The stretch of I-229 that is now reduced to one lane north and south accounts for nearly 20 percent of all crashes on interstate. That alarming statistic led the Department of Transportation to make a change, one that you'll hardly notice when it's done.
Day one of major safety improvements gets underway between 18th and 26th Streets on I-229, but not without the rain.
"Right now, they're doing the surface preparation. That's grinding the existing concrete surface that can generally be done in the rain and crews are working through the rain to get that work completed," engineer Travis Dressen said.
That grinding work will continue for the next five days, rain or shine. After that, crews place an epoxy on the surface. That's when dry weather is crucial. The epoxy will create more friction on a roadway considered high-risk for crashes in the rain or snow.

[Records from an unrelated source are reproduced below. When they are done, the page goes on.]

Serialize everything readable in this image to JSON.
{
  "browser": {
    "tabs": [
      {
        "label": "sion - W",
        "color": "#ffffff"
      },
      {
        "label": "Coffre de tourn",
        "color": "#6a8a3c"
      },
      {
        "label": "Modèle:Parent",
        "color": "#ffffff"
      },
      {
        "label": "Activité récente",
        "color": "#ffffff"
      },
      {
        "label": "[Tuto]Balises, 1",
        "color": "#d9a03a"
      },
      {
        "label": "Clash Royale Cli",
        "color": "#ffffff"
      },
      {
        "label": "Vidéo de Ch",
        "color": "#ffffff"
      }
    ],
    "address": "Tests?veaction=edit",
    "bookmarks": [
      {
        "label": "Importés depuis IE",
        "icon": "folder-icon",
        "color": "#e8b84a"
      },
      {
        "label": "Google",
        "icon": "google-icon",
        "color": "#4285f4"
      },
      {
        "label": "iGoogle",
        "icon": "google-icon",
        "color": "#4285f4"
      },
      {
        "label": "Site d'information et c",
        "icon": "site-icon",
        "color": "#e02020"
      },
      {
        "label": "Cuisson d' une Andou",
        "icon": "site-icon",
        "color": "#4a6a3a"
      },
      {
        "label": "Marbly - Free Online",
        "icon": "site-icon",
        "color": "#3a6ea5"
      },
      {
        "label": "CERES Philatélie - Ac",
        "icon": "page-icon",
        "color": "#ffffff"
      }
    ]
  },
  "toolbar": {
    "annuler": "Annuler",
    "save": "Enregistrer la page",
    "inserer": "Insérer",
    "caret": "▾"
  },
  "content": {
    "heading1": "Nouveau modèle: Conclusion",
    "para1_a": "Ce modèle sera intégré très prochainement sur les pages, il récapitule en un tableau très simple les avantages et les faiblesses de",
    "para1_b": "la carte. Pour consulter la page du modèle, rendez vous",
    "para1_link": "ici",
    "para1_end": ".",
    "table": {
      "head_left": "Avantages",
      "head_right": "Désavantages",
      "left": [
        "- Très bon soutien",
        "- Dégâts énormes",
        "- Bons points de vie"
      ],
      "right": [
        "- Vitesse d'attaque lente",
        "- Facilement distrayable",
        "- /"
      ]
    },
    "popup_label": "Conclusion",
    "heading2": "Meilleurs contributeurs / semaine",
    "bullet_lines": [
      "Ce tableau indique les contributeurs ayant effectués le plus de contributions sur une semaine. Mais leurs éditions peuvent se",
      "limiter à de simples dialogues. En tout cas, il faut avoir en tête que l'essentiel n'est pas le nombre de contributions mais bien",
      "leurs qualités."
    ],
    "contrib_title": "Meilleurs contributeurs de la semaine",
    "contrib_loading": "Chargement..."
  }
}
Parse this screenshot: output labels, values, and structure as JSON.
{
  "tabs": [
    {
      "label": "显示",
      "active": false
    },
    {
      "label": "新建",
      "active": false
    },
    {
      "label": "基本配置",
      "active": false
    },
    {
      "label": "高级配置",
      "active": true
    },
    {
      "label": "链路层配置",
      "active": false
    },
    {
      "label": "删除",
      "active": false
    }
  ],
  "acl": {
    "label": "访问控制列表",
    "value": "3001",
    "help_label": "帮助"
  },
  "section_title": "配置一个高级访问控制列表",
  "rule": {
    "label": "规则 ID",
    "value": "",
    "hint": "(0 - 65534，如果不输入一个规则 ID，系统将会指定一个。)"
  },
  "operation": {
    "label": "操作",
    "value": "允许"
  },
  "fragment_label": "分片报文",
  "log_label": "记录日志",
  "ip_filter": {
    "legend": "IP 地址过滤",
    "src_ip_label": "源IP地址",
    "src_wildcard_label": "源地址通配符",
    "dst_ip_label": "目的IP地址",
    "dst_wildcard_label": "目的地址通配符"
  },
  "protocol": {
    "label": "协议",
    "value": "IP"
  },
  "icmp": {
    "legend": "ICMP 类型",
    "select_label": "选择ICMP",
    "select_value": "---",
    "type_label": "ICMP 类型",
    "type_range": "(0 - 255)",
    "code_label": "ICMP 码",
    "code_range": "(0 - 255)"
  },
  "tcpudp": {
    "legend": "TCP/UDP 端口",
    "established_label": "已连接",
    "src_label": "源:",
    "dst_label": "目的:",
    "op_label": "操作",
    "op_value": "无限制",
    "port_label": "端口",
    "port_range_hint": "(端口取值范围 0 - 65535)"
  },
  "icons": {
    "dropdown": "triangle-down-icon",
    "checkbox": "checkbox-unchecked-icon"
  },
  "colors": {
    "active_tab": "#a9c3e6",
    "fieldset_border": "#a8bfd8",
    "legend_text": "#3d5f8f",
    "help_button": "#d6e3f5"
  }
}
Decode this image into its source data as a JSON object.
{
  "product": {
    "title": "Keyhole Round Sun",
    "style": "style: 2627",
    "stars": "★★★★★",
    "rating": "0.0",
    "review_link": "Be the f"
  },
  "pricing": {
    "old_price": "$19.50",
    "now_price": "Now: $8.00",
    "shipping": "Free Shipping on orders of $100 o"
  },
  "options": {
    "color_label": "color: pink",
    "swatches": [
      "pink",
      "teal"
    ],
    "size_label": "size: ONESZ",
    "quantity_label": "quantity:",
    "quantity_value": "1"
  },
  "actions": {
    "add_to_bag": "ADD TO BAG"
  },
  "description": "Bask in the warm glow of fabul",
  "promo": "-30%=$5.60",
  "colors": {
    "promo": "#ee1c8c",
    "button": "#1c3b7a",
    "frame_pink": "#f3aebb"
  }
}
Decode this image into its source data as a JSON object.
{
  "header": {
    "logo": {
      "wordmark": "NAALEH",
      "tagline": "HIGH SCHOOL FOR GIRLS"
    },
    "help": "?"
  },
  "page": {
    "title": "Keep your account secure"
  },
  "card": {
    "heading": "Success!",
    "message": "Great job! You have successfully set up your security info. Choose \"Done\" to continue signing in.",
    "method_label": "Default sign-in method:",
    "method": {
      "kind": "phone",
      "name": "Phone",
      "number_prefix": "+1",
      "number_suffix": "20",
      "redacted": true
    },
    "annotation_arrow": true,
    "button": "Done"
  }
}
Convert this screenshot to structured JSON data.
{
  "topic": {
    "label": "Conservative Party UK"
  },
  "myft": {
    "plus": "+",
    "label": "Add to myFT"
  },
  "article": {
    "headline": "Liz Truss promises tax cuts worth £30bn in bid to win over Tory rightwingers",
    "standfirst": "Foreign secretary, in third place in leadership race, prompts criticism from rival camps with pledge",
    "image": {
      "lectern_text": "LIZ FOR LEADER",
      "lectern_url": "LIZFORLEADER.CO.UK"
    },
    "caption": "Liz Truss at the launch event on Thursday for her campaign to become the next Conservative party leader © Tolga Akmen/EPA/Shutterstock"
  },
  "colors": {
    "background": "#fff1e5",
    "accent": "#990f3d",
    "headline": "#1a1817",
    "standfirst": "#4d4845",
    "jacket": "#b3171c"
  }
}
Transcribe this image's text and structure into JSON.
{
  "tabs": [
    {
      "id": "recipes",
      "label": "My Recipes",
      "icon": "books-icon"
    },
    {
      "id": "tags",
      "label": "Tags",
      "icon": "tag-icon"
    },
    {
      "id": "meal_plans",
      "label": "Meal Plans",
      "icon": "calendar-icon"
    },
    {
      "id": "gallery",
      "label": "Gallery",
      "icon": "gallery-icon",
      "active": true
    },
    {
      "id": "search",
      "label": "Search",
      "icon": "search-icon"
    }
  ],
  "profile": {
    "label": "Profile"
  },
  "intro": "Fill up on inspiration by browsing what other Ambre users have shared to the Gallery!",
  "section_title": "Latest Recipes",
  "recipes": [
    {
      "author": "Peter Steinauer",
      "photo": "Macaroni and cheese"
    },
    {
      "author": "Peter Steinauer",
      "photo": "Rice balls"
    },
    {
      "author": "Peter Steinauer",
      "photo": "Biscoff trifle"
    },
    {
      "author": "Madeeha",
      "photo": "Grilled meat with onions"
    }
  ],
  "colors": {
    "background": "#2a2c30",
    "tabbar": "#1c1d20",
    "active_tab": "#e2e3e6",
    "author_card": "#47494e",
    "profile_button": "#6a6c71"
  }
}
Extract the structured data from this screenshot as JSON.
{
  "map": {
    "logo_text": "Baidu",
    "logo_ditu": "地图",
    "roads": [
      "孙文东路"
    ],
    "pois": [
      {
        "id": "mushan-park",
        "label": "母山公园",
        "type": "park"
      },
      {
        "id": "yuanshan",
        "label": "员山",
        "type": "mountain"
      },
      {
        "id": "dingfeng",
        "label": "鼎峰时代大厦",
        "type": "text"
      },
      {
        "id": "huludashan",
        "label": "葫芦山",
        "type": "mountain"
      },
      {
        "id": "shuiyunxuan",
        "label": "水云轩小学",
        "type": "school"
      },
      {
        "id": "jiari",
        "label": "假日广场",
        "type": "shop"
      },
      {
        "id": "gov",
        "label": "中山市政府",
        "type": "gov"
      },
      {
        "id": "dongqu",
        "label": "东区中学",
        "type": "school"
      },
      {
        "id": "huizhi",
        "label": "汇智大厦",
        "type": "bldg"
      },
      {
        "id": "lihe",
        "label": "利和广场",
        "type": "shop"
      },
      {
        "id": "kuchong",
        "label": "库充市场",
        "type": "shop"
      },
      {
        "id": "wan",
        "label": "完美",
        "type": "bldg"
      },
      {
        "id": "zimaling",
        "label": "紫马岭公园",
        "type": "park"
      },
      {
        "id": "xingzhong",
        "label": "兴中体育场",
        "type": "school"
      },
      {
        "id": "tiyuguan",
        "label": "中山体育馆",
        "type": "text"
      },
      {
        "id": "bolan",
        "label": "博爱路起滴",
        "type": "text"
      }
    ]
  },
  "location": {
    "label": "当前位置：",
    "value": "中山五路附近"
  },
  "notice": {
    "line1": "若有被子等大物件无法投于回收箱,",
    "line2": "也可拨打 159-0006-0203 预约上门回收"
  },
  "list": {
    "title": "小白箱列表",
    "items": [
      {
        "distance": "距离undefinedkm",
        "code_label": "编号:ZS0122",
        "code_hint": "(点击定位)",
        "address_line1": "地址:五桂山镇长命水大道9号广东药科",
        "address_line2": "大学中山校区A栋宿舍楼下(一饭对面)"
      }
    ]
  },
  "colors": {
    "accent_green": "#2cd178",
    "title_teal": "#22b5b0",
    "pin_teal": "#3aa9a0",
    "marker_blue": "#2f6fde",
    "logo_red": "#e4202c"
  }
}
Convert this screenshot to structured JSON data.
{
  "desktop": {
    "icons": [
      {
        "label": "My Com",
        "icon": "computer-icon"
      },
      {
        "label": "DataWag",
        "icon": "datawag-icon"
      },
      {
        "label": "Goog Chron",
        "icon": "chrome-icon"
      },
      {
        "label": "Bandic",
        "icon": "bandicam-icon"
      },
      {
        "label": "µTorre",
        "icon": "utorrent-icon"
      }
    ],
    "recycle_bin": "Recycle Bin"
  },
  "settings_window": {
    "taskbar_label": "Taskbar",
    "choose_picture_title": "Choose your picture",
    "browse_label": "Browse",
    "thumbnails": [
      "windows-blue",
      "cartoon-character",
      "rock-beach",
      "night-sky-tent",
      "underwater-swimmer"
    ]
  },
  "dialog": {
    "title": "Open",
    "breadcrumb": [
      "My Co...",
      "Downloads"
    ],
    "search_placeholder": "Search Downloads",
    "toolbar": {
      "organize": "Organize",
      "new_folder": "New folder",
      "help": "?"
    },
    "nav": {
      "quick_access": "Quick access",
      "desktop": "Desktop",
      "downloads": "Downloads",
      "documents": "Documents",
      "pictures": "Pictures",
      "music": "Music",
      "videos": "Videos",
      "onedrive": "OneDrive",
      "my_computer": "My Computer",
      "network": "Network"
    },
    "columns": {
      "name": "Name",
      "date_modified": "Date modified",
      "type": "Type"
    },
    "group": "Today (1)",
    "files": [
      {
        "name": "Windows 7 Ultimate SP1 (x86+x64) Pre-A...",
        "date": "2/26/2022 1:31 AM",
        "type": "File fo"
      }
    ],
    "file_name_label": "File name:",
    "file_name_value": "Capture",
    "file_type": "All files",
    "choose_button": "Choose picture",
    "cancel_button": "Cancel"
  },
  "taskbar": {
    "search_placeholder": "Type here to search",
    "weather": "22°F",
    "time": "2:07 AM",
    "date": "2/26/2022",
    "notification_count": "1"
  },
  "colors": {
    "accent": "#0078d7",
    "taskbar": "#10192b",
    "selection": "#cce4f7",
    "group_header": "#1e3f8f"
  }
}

"Yeah, it's something that we continue to look at. This is just one strategy that can be used, so we thought we'd give it a try at this location. It's the first one in South Dakota," Dressen said.
It won't be the last. Two more spots in Lawrence County on Highway 14A will receive the same treatment. It's a new method for South Dakota, but there are examples of success to work with.
"There are about five states that have used this on at least five sites. There are 23 other states that have used this on at least one location, but there are still some states that haven't used it at all," Dressen said.
During construction, traffic will be reduced to one lane going north and south. The Department of Transportation will be using Facebook and Twitter to keep people updated on the progress.
"We know it's a way to reach out to a lot of people. Twitter is a good example. As those tweets go out, that number grows exponentially as the word spreads. We think it's a good way to get that information out quickly and effectively," Dressen said.
Dressen says the project should be finished by August 23, pending any weather delays.